2. Involve yourself. By taking these steps, you can begin to deal with your pain actively by finding other things that you can try to do to help.
3. Relax. This one is often harder said than done! By learning relaxation techniques, you can help to distract yourself from the pain. This is one of the most effective and simple steps you can take.
4. Become self-aware when it comes to your feelings and thoughts. The mind plays a huge role in how we experience pain. Notice your thoughts and identify negative feelings. This will help you change the way you relate to pain.
5. Movement. Moving safely and breathing deeply while doing so will help to mobilise you which can help to relieve pain in the long run.
6. Decide on your priorities. With chronic pain, it is impossible to achieve everything. Set realistic goals and decide on how you will work towards the things that are most important to you.
7. Pace yourself. Break tasks into manageable chunks that are achievable.
8. Know your rights. When it comes to treatment options and support.

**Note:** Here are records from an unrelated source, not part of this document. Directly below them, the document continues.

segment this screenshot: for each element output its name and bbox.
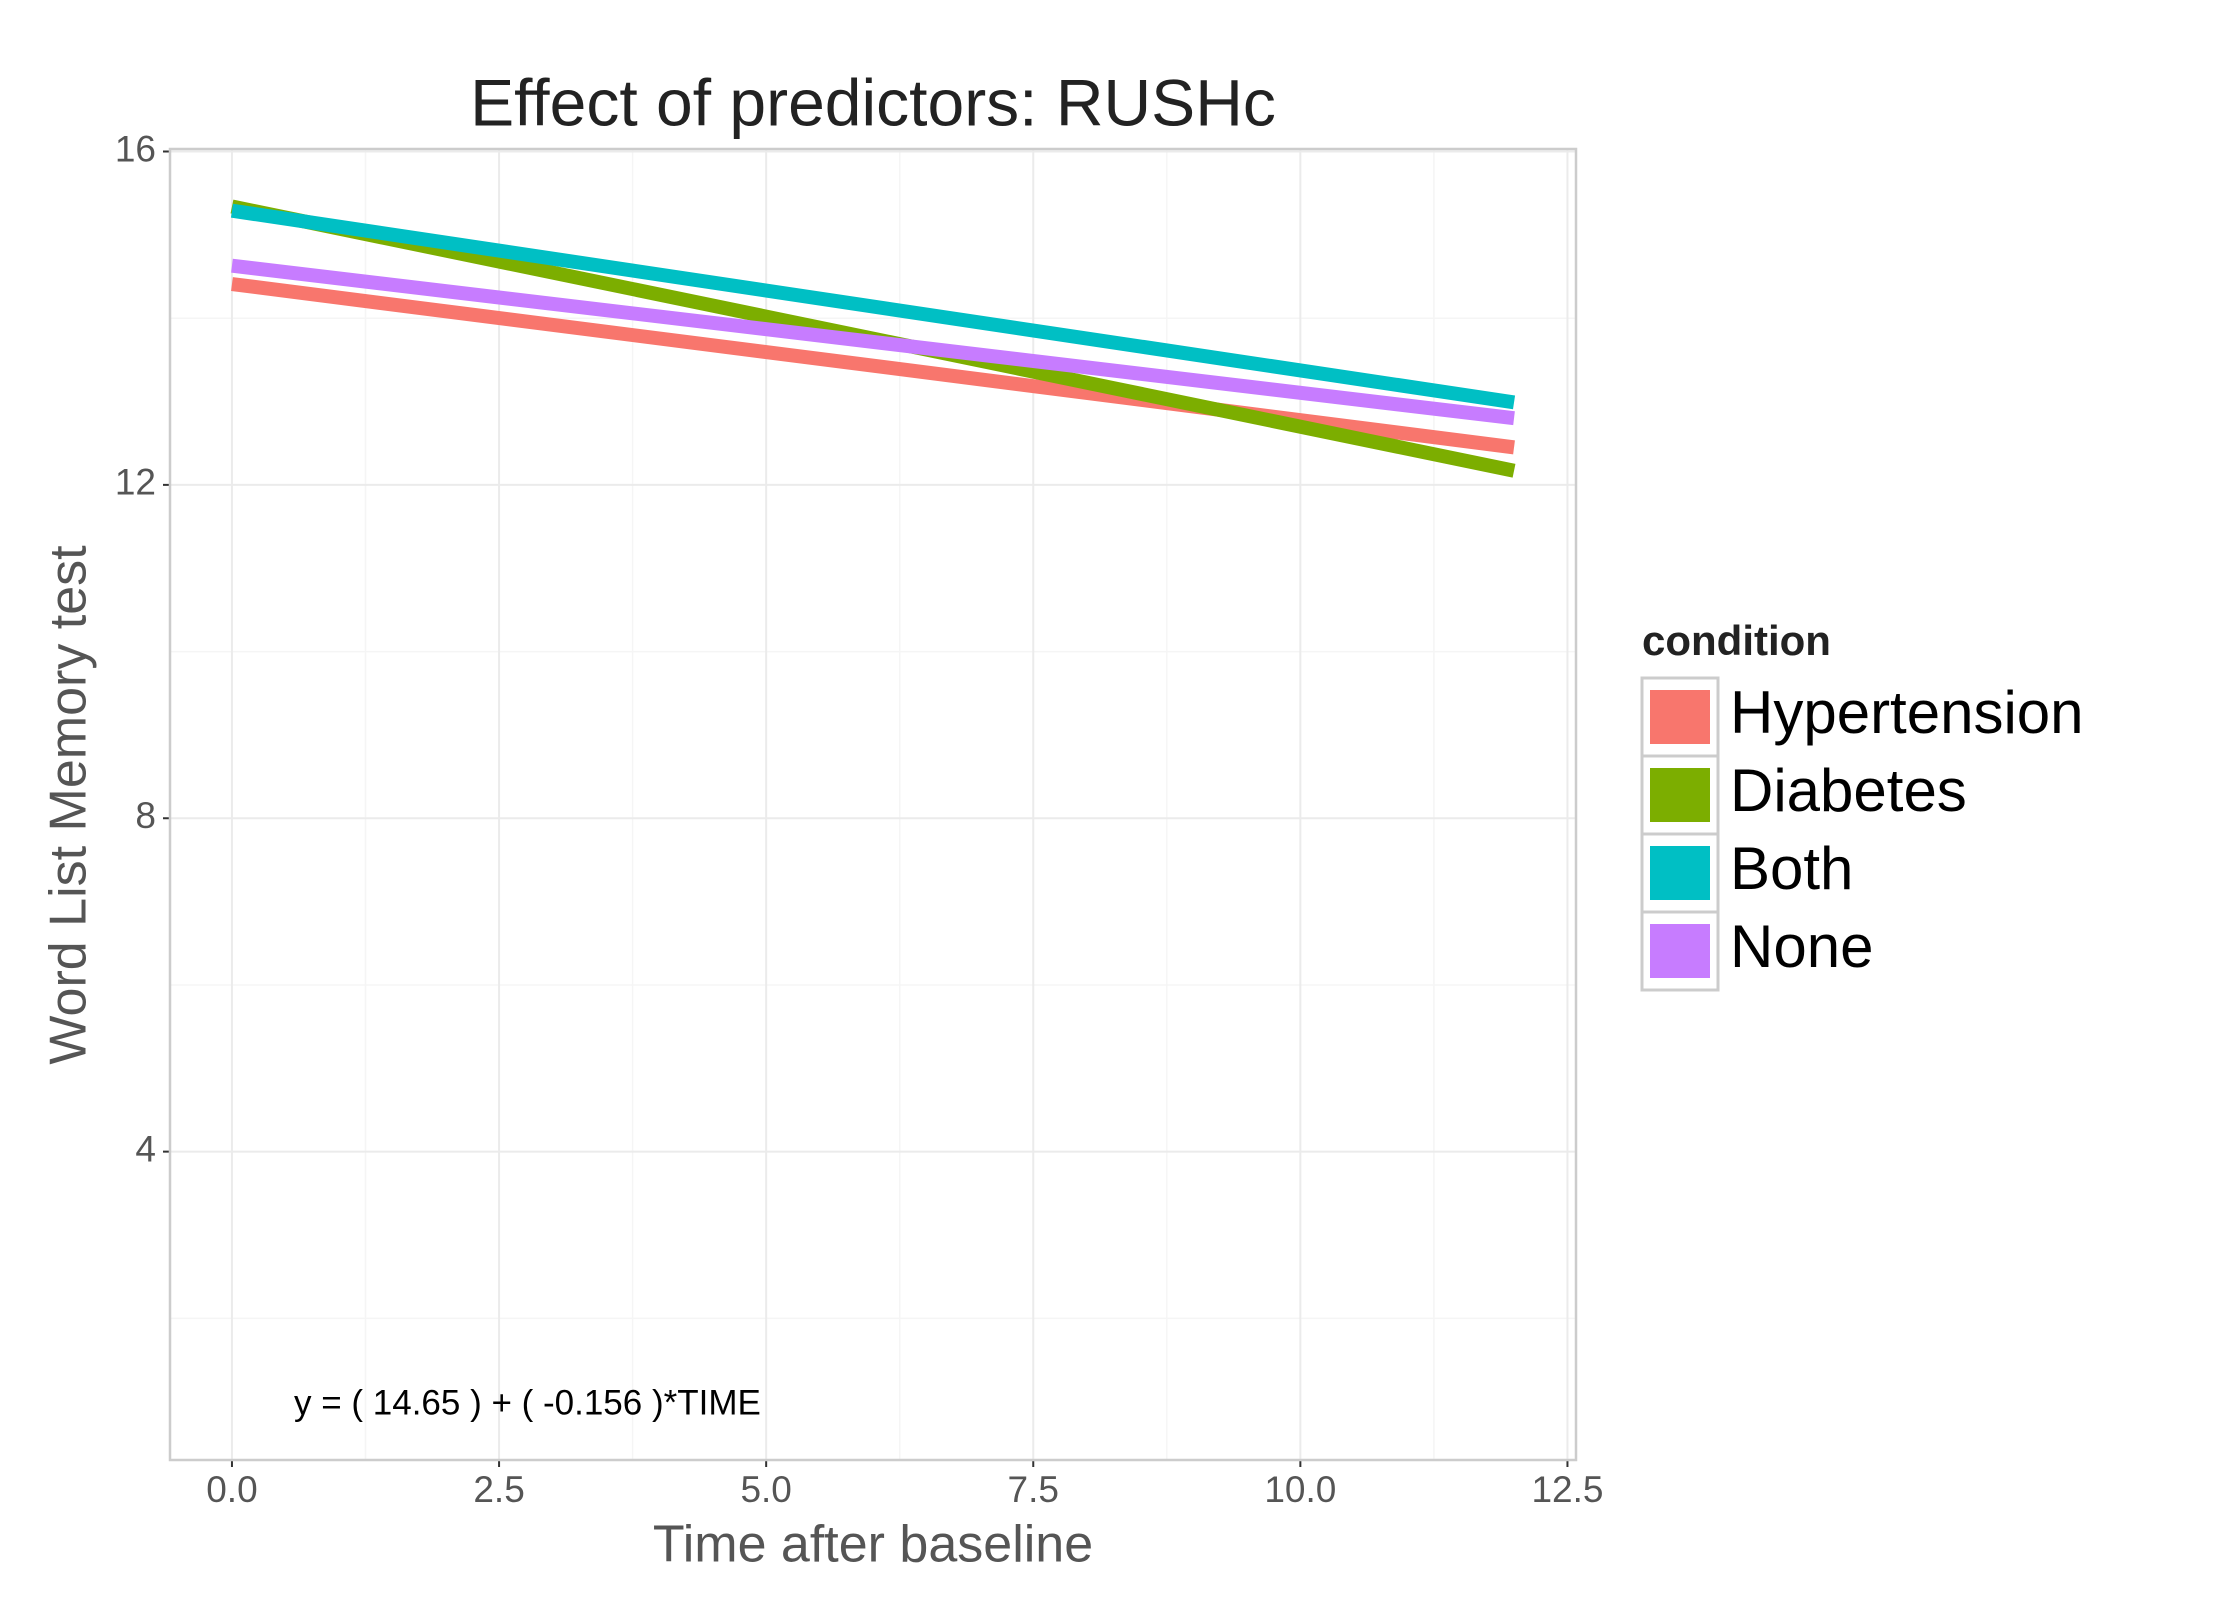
legend-key bbox=[1650, 690, 1710, 744]
legend-label: Both bbox=[1730, 835, 1853, 902]
annotation: y = ( 14.65 ) + ( -0.156 )*TIME bbox=[294, 1383, 761, 1422]
series-line bbox=[230, 203, 1516, 410]
legend-key bbox=[1650, 768, 1710, 822]
y-tick-label: 4 bbox=[135, 1128, 156, 1169]
legend-key bbox=[1650, 924, 1710, 978]
legend-label: Diabetes bbox=[1730, 757, 1967, 824]
legend-title: condition bbox=[1642, 617, 1831, 664]
chart-title: Effect of predictors: RUSHc bbox=[470, 65, 1276, 139]
legend-key bbox=[1650, 846, 1710, 900]
x-tick-label: 0.0 bbox=[206, 1469, 257, 1510]
y-axis-title: Word List Memory test bbox=[40, 545, 98, 1065]
series-line bbox=[231, 258, 1515, 426]
x-tick-label: 7.5 bbox=[1008, 1469, 1059, 1510]
legend-label: None bbox=[1730, 913, 1873, 980]
y-tick-label: 8 bbox=[135, 795, 156, 836]
legend-label: Hypertension bbox=[1730, 679, 2084, 746]
x-tick-label: 10.0 bbox=[1264, 1469, 1336, 1510]
x-tick-label: 5.0 bbox=[740, 1469, 791, 1510]
x-axis-title: Time after baseline bbox=[653, 1516, 1093, 1574]
x-tick-label: 12.5 bbox=[1531, 1469, 1603, 1510]
y-tick-label: 16 bbox=[115, 128, 156, 169]
panel-border bbox=[168, 147, 1578, 1462]
x-tick-label: 2.5 bbox=[473, 1469, 524, 1510]
y-tick-label: 12 bbox=[115, 462, 156, 503]
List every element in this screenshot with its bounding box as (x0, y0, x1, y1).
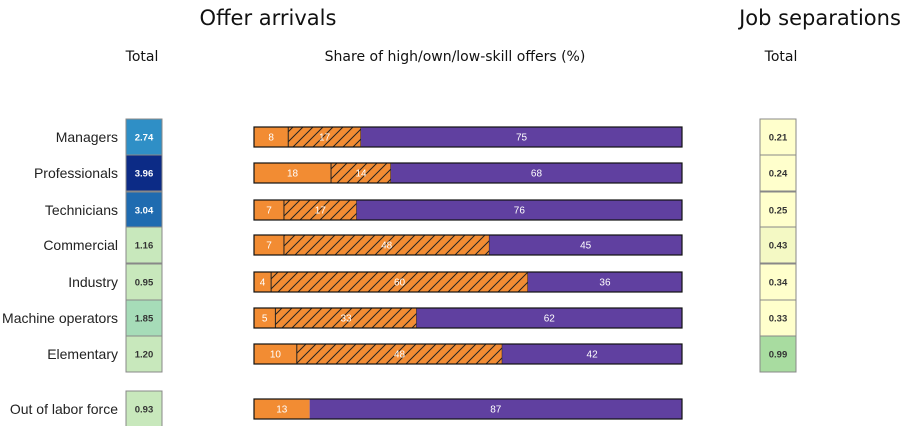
row-label-industry: Industry (68, 274, 118, 290)
separation-cell-technicians (759, 191, 797, 229)
separation-value-commercial: 0.43 (769, 241, 788, 252)
row-label-managers: Managers (56, 129, 118, 145)
bar-low-managers (361, 127, 682, 147)
offer-cell-machine-operators (125, 299, 163, 337)
bar-outline-technicians (253, 199, 683, 221)
bar-low-commercial (489, 235, 682, 255)
bar-high-label-professionals: 18 (287, 169, 299, 180)
separation-cell-commercial (759, 226, 797, 264)
bar-low-industry (527, 272, 682, 292)
bar-low-label-commercial: 45 (580, 241, 592, 252)
offer-cell-industry (125, 263, 163, 301)
offer-value-managers: 2.74 (135, 133, 154, 144)
bar-high-managers (254, 127, 289, 147)
row-label-commercial: Commercial (43, 237, 118, 253)
offer-value-industry: 0.95 (135, 278, 154, 289)
bar-low-professionals (390, 163, 682, 183)
bar-high-label-elementary: 10 (270, 350, 282, 361)
separations-total-header: Total (764, 49, 798, 65)
offer-cell-technicians (125, 191, 163, 229)
bar-outline-managers (253, 126, 683, 148)
bar-own-label-industry: 60 (394, 278, 406, 289)
bar-outline-machine-operators (253, 307, 683, 329)
share-header: Share of high/own/low-skill offers (%) (325, 49, 586, 65)
bar-low-label-technicians: 76 (514, 206, 526, 217)
separation-cell-professionals (759, 154, 797, 192)
bar-low-technicians (356, 200, 682, 220)
offer-value-elementary: 1.20 (135, 350, 154, 361)
offer-cell-elementary (125, 335, 163, 373)
bar-low-label-managers: 75 (516, 133, 528, 144)
separation-value-technicians: 0.25 (769, 206, 788, 217)
bar-high-label-machine-operators: 5 (262, 314, 268, 325)
bar-low-elementary (502, 344, 682, 364)
separation-cell-elementary (759, 335, 797, 373)
row-label-machine-operators: Machine operators (2, 310, 118, 326)
offer-total-header: Total (125, 49, 159, 65)
bar-outline-commercial (253, 234, 683, 256)
job-separations-title: Job separations (737, 6, 901, 30)
bar-own-label-machine-operators: 33 (340, 314, 352, 325)
bar-own-label-technicians: 17 (315, 206, 327, 217)
offer-cell-managers (125, 118, 163, 156)
separation-value-machine-operators: 0.33 (769, 314, 788, 325)
bar-high-label-industry: 4 (260, 278, 266, 289)
row-label-technicians: Technicians (45, 202, 118, 218)
bar-high-label-managers: 8 (268, 133, 274, 144)
bar-high-out-of-labor-force (254, 399, 310, 419)
bar-own-label-elementary: 48 (394, 350, 406, 361)
separation-value-professionals: 0.24 (769, 169, 788, 180)
bar-low-label-industry: 36 (599, 278, 611, 289)
separation-value-elementary: 0.99 (769, 350, 788, 361)
offer-value-commercial: 1.16 (135, 241, 154, 252)
bar-own-label-professionals: 14 (355, 169, 367, 180)
offer-value-out-of-labor-force: 0.93 (135, 405, 154, 416)
row-label-elementary: Elementary (47, 346, 118, 362)
bar-low-label-professionals: 68 (531, 169, 543, 180)
separation-value-industry: 0.34 (769, 278, 788, 289)
bar-outline-professionals (253, 162, 683, 184)
bar-high-technicians (254, 200, 284, 220)
bar-low-label-elementary: 42 (587, 350, 599, 361)
row-label-out-of-labor-force: Out of labor force (10, 401, 118, 417)
bar-own-label-managers: 17 (319, 133, 331, 144)
offer-value-technicians: 3.04 (135, 206, 154, 217)
offer-value-professionals: 3.96 (135, 169, 154, 180)
bar-low-out-of-labor-force (309, 399, 682, 419)
bar-low-label-out-of-labor-force: 87 (490, 405, 502, 416)
bar-high-label-out-of-labor-force: 13 (276, 405, 288, 416)
separation-value-managers: 0.21 (769, 133, 788, 144)
offer-cell-professionals (125, 154, 163, 192)
bar-high-label-technicians: 7 (266, 206, 272, 217)
bar-outline-out-of-labor-force (253, 398, 683, 420)
row-label-professionals: Professionals (34, 165, 118, 181)
offer-value-machine-operators: 1.85 (135, 314, 154, 325)
separation-cell-managers (759, 118, 797, 156)
offer-cell-out-of-labor-force (125, 390, 163, 426)
offer-arrivals-title: Offer arrivals (200, 6, 337, 30)
bar-high-professionals (254, 163, 332, 183)
bar-high-commercial (254, 235, 284, 255)
bar-own-label-commercial: 48 (381, 241, 393, 252)
offer-cell-commercial (125, 226, 163, 264)
bar-high-elementary (254, 344, 297, 364)
bar-high-label-commercial: 7 (266, 241, 272, 252)
bar-outline-elementary (253, 343, 683, 365)
bar-low-machine-operators (416, 308, 682, 328)
bar-outline-industry (253, 271, 683, 293)
bar-low-label-machine-operators: 62 (544, 314, 556, 325)
bar-high-industry (254, 272, 272, 292)
bar-high-machine-operators (254, 308, 276, 328)
separation-cell-machine-operators (759, 299, 797, 337)
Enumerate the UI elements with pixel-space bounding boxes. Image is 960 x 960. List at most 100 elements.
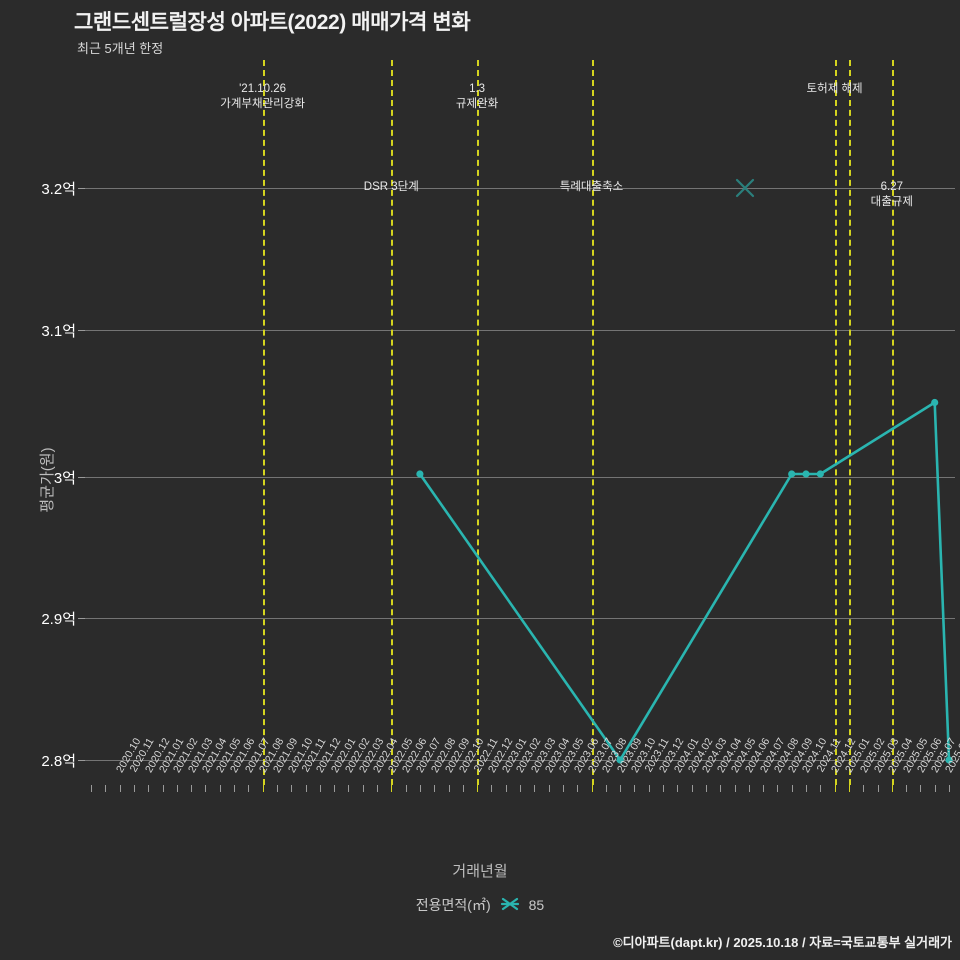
x-tick-2021.05 xyxy=(191,785,193,792)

9. Discover hope. You must have hope that you can gain control of your pain, regain control over your life and break the pain cycle. Remaining hopeful helps you do this and reduces your suffering.
Final thoughts
Pain management is extremely complex. What works for one person to manage their pain will not necessarily work for another. What is clear, though, is that there are too many people living with chronic pain in the UK today. We can only hope that there are soon more choices and shorter waiting lists for those suffering from pain.